Question

a body is projected with a speed u such that the maximum height is equal to horizontal range. find the horizontal range

Answer 1

Let us suppose that a body is projected with a velocity u with an angle $\theta$ from the horizontal.

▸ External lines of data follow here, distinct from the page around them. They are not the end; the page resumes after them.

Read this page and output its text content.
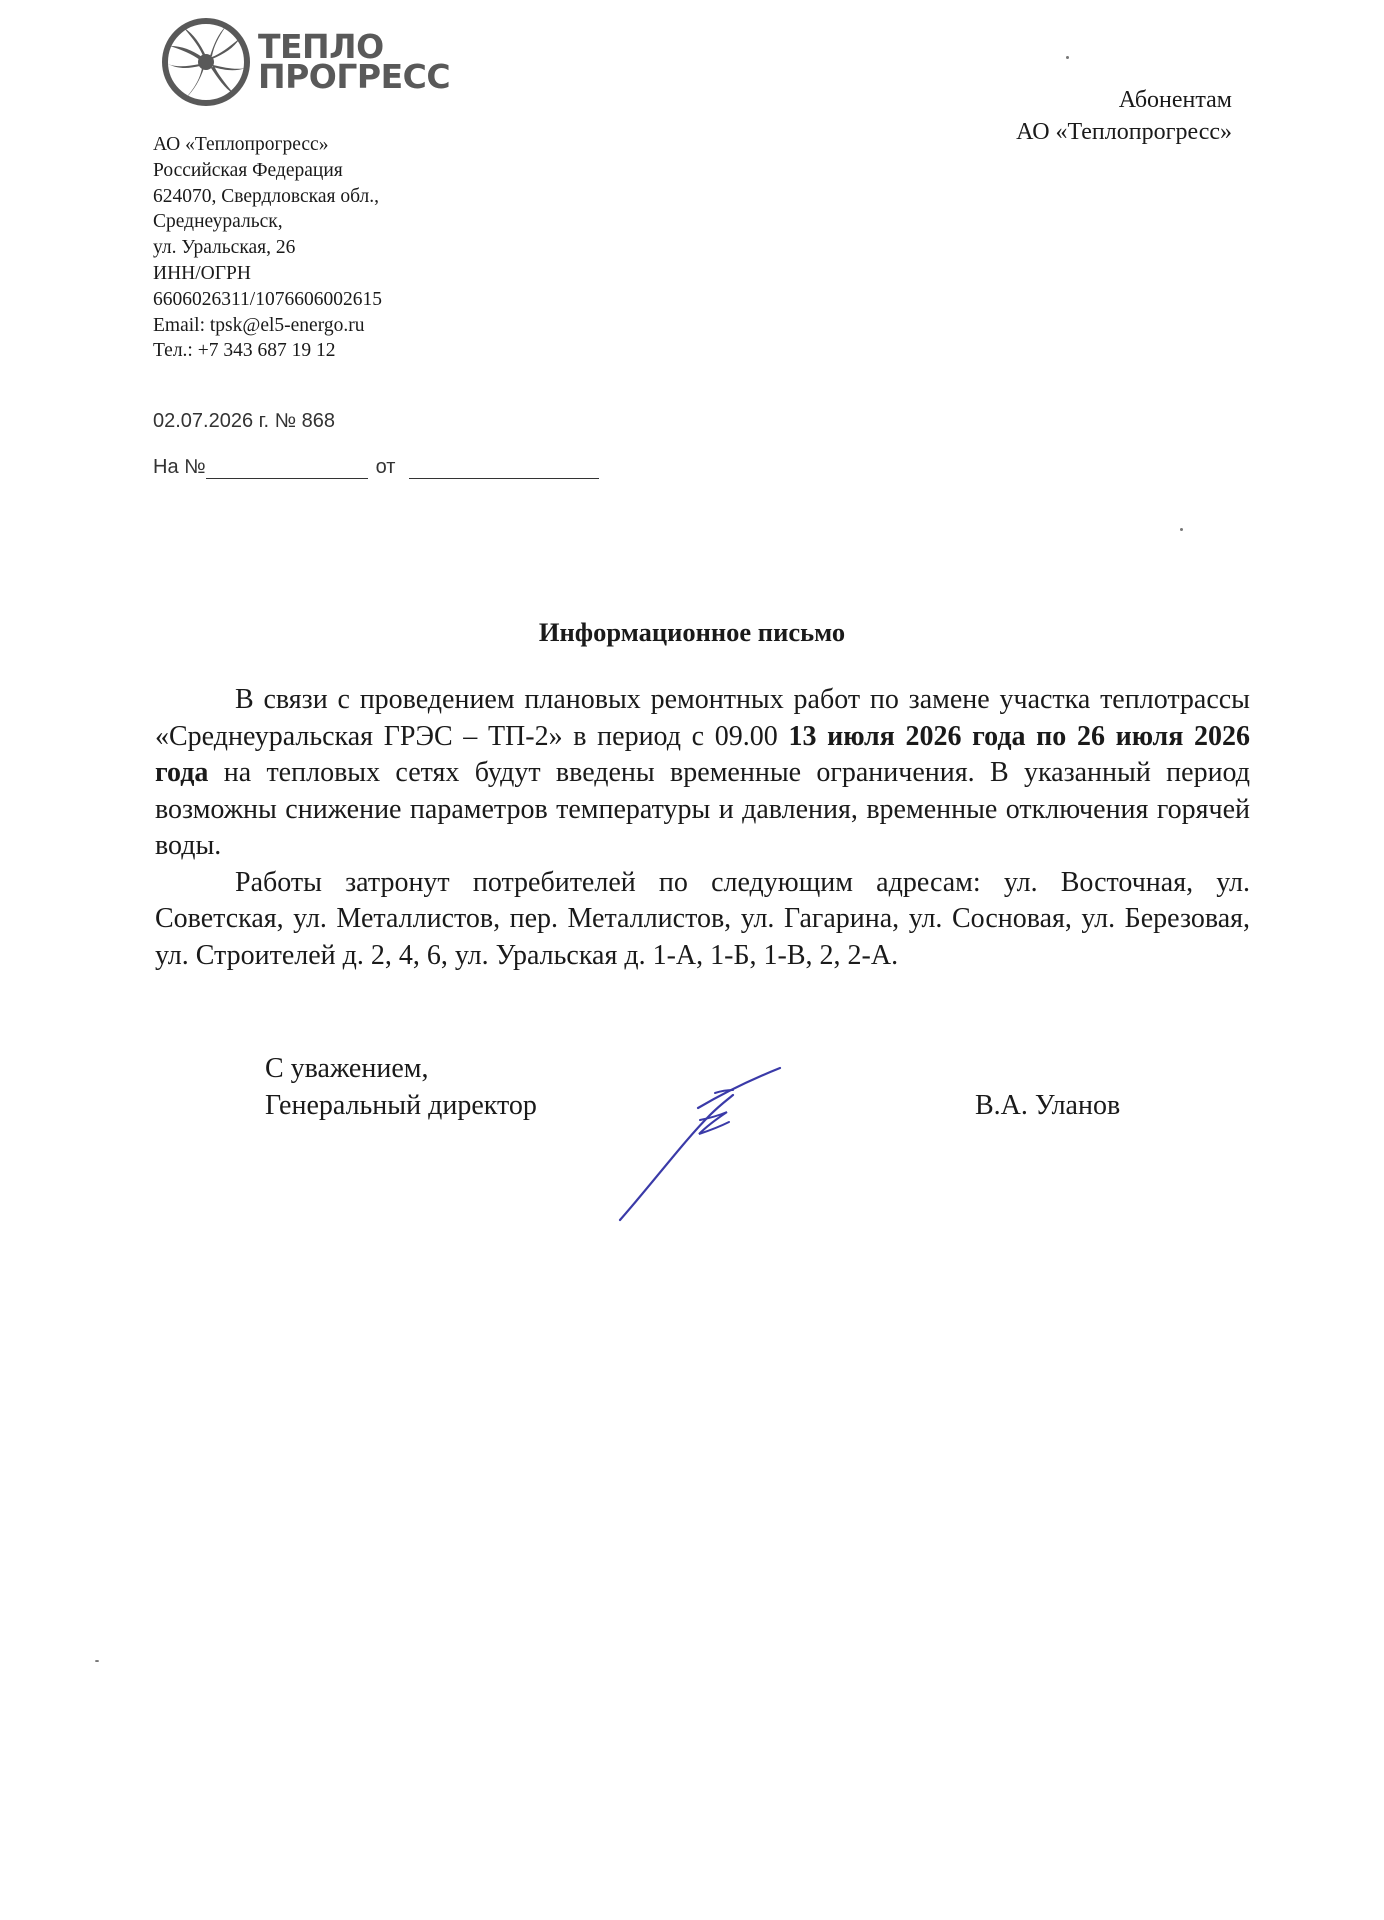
ТЕПЛО
ПРОГРЕСС
АО «Теплопрогресс»
Российская Федерация
624070, Свердловская обл.,
Среднеуральск,
ул. Уральская, 26
ИНН/ОГРН
6606026311/1076606002615
Email: tpsk@el5-energo.ru
Тел.: +7 343 687 19 12
Абонентам
АО «Теплопрогресс»
02.07.2026 г. № 868
На №	от
Информационное письмо

В связи с проведением плановых ремонтных работ по замене участка теплотрассы «Среднеуральская ГРЭС – ТП-2» в период с 09.00 13 июля 2026 года по 26 июля 2026 года на тепловых сетях будут введены временные ограничения. В указанный период возможны снижение параметров температуры и давления, временные отключения горячей воды.

Работы затронут потребителей по следующим адресам: ул. Восточная, ул. Советская, ул. Металлистов, пер. Металлистов, ул. Гагарина, ул. Сосновая, ул. Березовая, ул. Строителей д. 2, 4, 6, ул. Уральская д. 1-А, 1-Б, 1-В, 2, 2-А.

С уважением,
Генеральный директор	В.А. Уланов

In that case, Maximum Height (H) and Horizontal Range (R) are given by:

$\displaystyle \boxed{H = \frac{u^2\sin^2\theta}{2g}} \\ \\ \\ \boxed{R=\frac{u^2\sin 2\theta}{g}=\frac{2u^2\sin\theta\cos\theta}{g}}$

We are given that both are equal. So,

$\displaystyle H = R \\ \\ \\ \implies \frac{\cancel{u^2}\sin^{\cancel{2}}\theta}{2\cancel{g}}=\frac{2\cancel{u^2}\cancel{\sin\theta}\cos\theta}{\cancel{g}} \\ \\ \\ \implies \frac{\sin\theta}{2}= 2\cos \theta \\ \\ \\ \implies \boxed{\tan \theta = 4}$

Now, to find Range, we must find $\sin 2\theta$

We have:

$\displaystyle\sin 2\theta = \frac{2\tan \theta}{1+\tan^2\theta} \\ \\ \\ \implies \sin 2\theta = \frac{2(4)}{1+(4)^2} \\ \\ \\ \implies \boxed{\sin 2\theta = \frac{8}{17}}$

Thus, Range becomes:

$\displaystyle R = \frac{u^2\sin 2\theta}{g}\\ \\ \\ \implies R = \frac{u^2}{g} \times \frac{8}{17} \\ \\ \\ \implies \boxed{\bold{R = \frac{8u^2}{17g}}}$